Automakers have developed some spiffy new technologies for their newest cars that promote safe driving and help to prevent accidents.
Caution: These state-of-the-art devices can help you avoid accidents, but they aren’t a substitute for good driving.
Here are several new accident-avoidance gadgets and systems that are standard or optional in many cars (at this time, these technologies are not sold separately)…
LIMITS FOR TEEN DRIVING
MyKey, developed by Ford, allows concerned parents to limit the speed of the vehicle that their teen is driving to 80 miles per hour (mph). Although the speed limit throughout much of the US is 70 mph, Ford decided to set the limit at 80 mph in case a driver needs to accelerate to avoid a crash. Nothing limits the MyKey system to teen drivers — it can be used by any driver who does not want to top 80 mph. MyKey can be set up to sound a chime if the driver exceeds 45, 55 or 65 mph.
Bonus: Driving at lower speeds can help fuel economy.
The MyKey system also enables parents to control other in-car functions, including the maximum volume of the sound system, and the car can be programmed to emit warning chimes if occupants aren’t wearing their seat belts. An owner-programmable ignition key is the heart of the system.
Available in: 2010 Focus compact and Escape SUV. Ford plans to offer MyKey on many other models in the future.
Around View Monitor
Infiniti (Nissan’s luxury car division) has developed an unusual “panorama view” backup camera that now is available on certain models and may be available on others in the future. It gives the driver a bird’s-eye view (as seen from above) of the perimeter around the car — not just what’s behind the rear bumper. Mini-cameras with wide-angle lenses are built into the sides, front and rear of the car.
Around View works with the vehicle in drive and reverse (at low speeds up to about 5 mph) and can be helpful when maneuvering in confined spaces.
Available in: Infiniti EX and FX SUVs.
Caveat: The image on the LCD monitor is slightly distorted, which can make it difficult to accurately judge exactly how much room you’ve got to work with. Always check twice before backing up — and proceed slowly.
Automatic Braking/”Active” Collision Avoidance
Pioneered by Mercedes-Benz, this technology uses radar to detect vehicles and slow-moving objects in the vehicle’s path (or excessive closing speed between your vehicle and another car). The system can apply the brakes automatically without the driver’s input. In Mercedes-Benz vehicles, such as the 2010 E-Class and S-Class sedans, the system works with the cruise control to decelerate and accelerate the vehicle with the ebb and flow of traffic. It can bring the car to a complete stop and resume the vehicle’s speed without the driver touching the brake or gas pedal.
The system is designed both as an emergency safety measure — applying the brakes in the event that the driver fails to notice a dangerous situation, such as suddenly stopped traffic ahead — and as a convenience, because it allows “set and forget” cruise control operation.

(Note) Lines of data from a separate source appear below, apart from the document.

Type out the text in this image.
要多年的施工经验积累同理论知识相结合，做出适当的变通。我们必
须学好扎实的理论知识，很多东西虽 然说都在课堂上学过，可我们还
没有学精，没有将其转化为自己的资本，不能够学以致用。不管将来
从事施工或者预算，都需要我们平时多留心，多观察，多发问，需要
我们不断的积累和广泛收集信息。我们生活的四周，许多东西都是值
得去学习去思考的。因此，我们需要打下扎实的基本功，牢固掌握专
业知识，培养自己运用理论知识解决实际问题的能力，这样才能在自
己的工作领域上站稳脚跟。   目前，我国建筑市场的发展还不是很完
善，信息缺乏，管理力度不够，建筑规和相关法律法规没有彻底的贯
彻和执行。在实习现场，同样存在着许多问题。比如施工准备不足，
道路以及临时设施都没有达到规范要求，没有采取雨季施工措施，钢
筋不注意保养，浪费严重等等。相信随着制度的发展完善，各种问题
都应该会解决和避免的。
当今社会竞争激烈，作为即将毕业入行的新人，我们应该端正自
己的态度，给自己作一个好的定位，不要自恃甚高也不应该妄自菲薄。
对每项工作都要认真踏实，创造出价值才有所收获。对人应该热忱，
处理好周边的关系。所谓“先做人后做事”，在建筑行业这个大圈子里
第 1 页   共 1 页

Available in: Mercedes-Benz 2010 E- and S-Class sedans, E-Class coupes and Volvo S80 sedan.
Caveat: This technology may cause the vehicle to brake even when you don’t want it to. The system can be turned off by the driver.
Infiniti pioneered this system, which emits a warning beep whenever the vehicle begins to stray over a double yellow line (and potentially into oncoming traffic) or other painted lines. The system can be turned off by the driver in situations where it would give false alarms, such as when driving across parking lots with painted lines.
Available in: Infiniti EX and FX SUVs and M sedans.
Driver Alertness Monitor
Developed by Mercedes-Benz, this system detects when a driver is falling asleep at the wheel. When sensors note decreased or inappropriate steering, the system emits an audible warning signal to try to wake up the driver. The system can be turned off by the driver.
Available in: Mercedes-Benz 2010 E- and S-Class, except the S400 Hybrid.
Caveat: It’s possible that the sudden audible warning could startle an already half-asleep driver and cause him/her to jerk the wheel or jam on the brakes. Because the system is new, there is no data yet on its effectiveness.
Important: Always get plenty of rest before you drive. Take a leg-stretch/bathroom break every three to four hours — and make an overnight stop after spending eight to 10 hours behind the wheel.